Photos Courtesy of Jaguar
Jaguar has been producing some of the finest sports and luxury cars for the better part of a century now, but this year the quintessentially British automaker marks 25 years of its R line. The lineage stretches back to the XJR-9 racing car that dominated the World Sports Car Championship in the 1980s, which itself lead to the XJR-S sportscar and XJR sedan in 1988. Numerous performance sedans, coupes and convertibles have followed, but this year at the New York Auto Show, Jaguar capped the range with not one, but two new R models.
The new XKR-S GT has emerged as the most extreme evolution of the XK coupe line, enhanced by revised bodywork and mechanicals to take Jaguar from sumptuous boulevard cruiser to genuine track monster — and out from under the shadow of Aston Martin it had to live with while the two were mutually owned by Ford.
The factory in Coventry gave the XKR-S GT a new carbon-fiber aero kit that produces 320 pounds of added downforce to help it stay glued to the tarmac, plus 20-inch wheels fitted to a wider front track, an upgraded suspension and — for the first time on a road-going Jaguar — a set of carbon-ceramic brakes. With a 550-horsepower supercharged V8, a six-speed automatic transmission and an electronic differential, the XKR-S GT runs to 60 in 3.9 seconds. Only 30 examples will be coming to North America, each selling for a princely $174,000.

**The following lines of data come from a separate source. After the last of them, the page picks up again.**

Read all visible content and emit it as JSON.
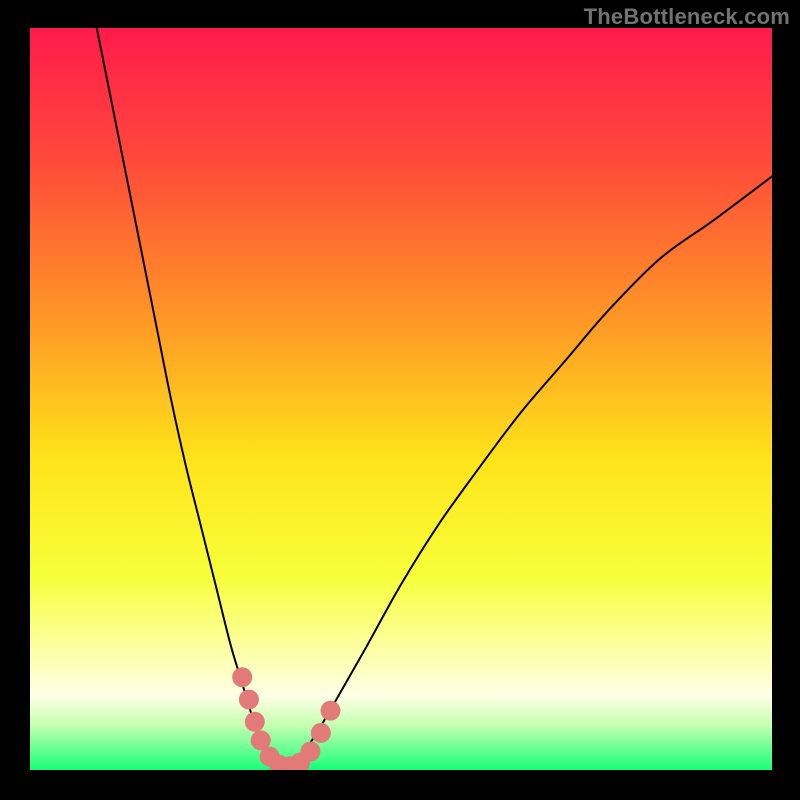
{
  "watermark": "TheBottleneck.com",
  "chart_data": {
    "type": "line",
    "title": "",
    "xlabel": "",
    "ylabel": "",
    "xlim": [
      0,
      100
    ],
    "ylim": [
      0,
      100
    ],
    "grid": false,
    "legend": false,
    "background_gradient": {
      "stops": [
        {
          "pos": 0.0,
          "color": "#ff1a4c"
        },
        {
          "pos": 0.18,
          "color": "#ff4a3a"
        },
        {
          "pos": 0.4,
          "color": "#ff9a25"
        },
        {
          "pos": 0.58,
          "color": "#ffe31a"
        },
        {
          "pos": 0.74,
          "color": "#f7ff3a"
        },
        {
          "pos": 0.84,
          "color": "#fcffa6"
        },
        {
          "pos": 0.9,
          "color": "#ffffe6"
        },
        {
          "pos": 0.94,
          "color": "#c4ffb0"
        },
        {
          "pos": 1.0,
          "color": "#17ff7a"
        }
      ]
    },
    "series": [
      {
        "name": "left-branch",
        "color": "#000000",
        "x": [
          9,
          11,
          13,
          15,
          17,
          19,
          21,
          23,
          25,
          27,
          28.5,
          30,
          31,
          32,
          33,
          34
        ],
        "y": [
          100,
          90,
          80,
          70,
          60,
          50,
          41,
          33,
          25,
          17,
          12,
          7,
          4,
          2,
          1,
          0.3
        ]
      },
      {
        "name": "right-branch",
        "color": "#000000",
        "x": [
          34,
          36,
          38,
          41,
          45,
          50,
          55,
          60,
          66,
          72,
          78,
          85,
          92,
          100
        ],
        "y": [
          0.3,
          1.5,
          4,
          9,
          16,
          25,
          33,
          40,
          48,
          55,
          62,
          69,
          74,
          80
        ]
      }
    ],
    "markers": {
      "name": "highlight-points",
      "color": "#e27a78",
      "radius": 10,
      "points": [
        {
          "x": 28.6,
          "y": 12.5
        },
        {
          "x": 29.5,
          "y": 9.5
        },
        {
          "x": 30.3,
          "y": 6.5
        },
        {
          "x": 31.1,
          "y": 4.0
        },
        {
          "x": 32.3,
          "y": 1.8
        },
        {
          "x": 33.6,
          "y": 0.7
        },
        {
          "x": 35.0,
          "y": 0.5
        },
        {
          "x": 36.4,
          "y": 1.0
        },
        {
          "x": 37.8,
          "y": 2.5
        },
        {
          "x": 39.2,
          "y": 5.0
        },
        {
          "x": 40.5,
          "y": 8.0
        }
      ]
    }
  }
}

Those seeking the same power but in a more accommodating form will likely be more intrigued, however, by the new XJR sedan. More powerful than the Mercedes-Benz S63 AMG and Audi S8 which it targets, the XJR has the same 550-horsepower 5.0-liter supercharged V8 as the aforementioned XKR-S and the smaller XFR-S sedan, but mated to a new eight-speed automatic transmission. Most crucially, though, the XJR is based on Jaguar’s flagship luxury saloon, and will be available in both standard and extended wheelbases to provide all the creature comforts and prestige a potential buyer of such a performance luxury sedan could desire, with a price tag starting at $115,000.